Exporting Gmail Messages
import sqlite3
import zlib

# open and query the database
conn = sqlite3.connect('messagestore.db') # database name abbreviated
c = conn.cursor
c.execute("select _id, fromAddress, datetime(dateSentMS/1000,
    'unixepoch', 'localtime'), datetime(dateReceivedMS/1000,
    'unixepoch', 'localtime'), case when body not Null then body
    else bodycompressed end from messages ")
rows = c.fetchall()

# interate through the rows and decompress the long messages
for row in rows:
    id, _from, sent, recv, body = row
    try:
        body = zlib.decompress(body)
    except:
        pass
    print('{}|{}|{}|{}|{}'.format(id, _from, sent, recv, body))
Note:
The final line can be adapted to your own needs, i.e., writing the content to a new file or database, or use python regular expressions to search the content, etc.

Some Explaination

The example above is just that: an example. It is intended, like all my posts, to remind me how to process the data and demonstrate how just a few lines of python can be leveraged to extract data. The script could have been shorter, but it would have come at the cost of clarity.

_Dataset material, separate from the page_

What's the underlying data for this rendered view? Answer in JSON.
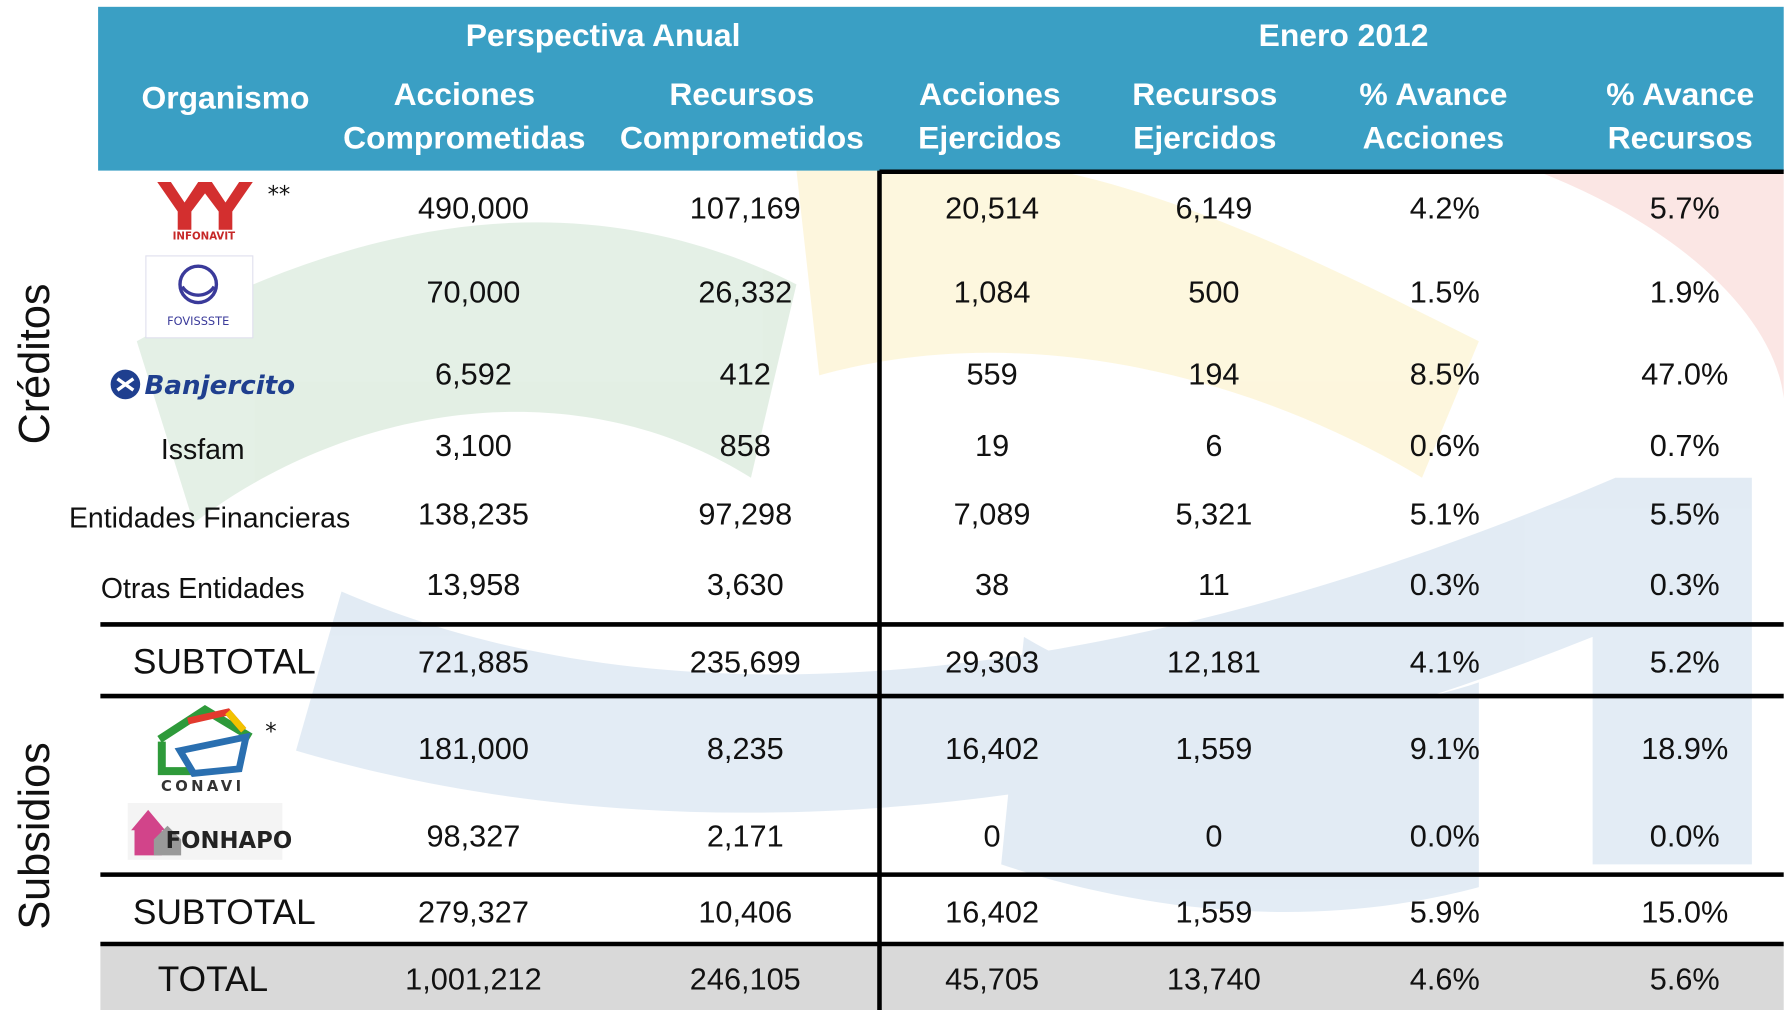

That said, there is still some explanation to be had:

The SQLite query in the c.execute method might need some dissecting for you to understand what I did.

select
    _id,
    fromAddress,
    datetime(dateSentMS/1000, 'unixepoch',   'localtime'),
    datetime(dateReceivedMS/1000, 'unixepoch', 'localtime'),
    case
        when body not Null
        then body
        else bodyCompressed
    end
from messages

The dateSentMS and dateReceivedMS fields are recorded in milliseconds since 1/1/1970 (Unix epoch). I let SQLite do the date converstion for me, rather and doing it python, and I converted from Unix epoch to local time. The case statement pulls a little trickery to select the body field or bodyCompressed field. Basically, the row’s body field is checked to see if it is populated. If so, it is returned. If not, the contents of the bodyCompressed field are returned.

In the body decompression section of the script, the contents of the each row are assigned to variables id, _from, sent, recv and body. The try/except clause attempts attempts to decompress the body. If it fails, as it will on the short message bodies, it just uses the contents of the body variable as is. Finally, the row is printed in a pipe-delimited fashion.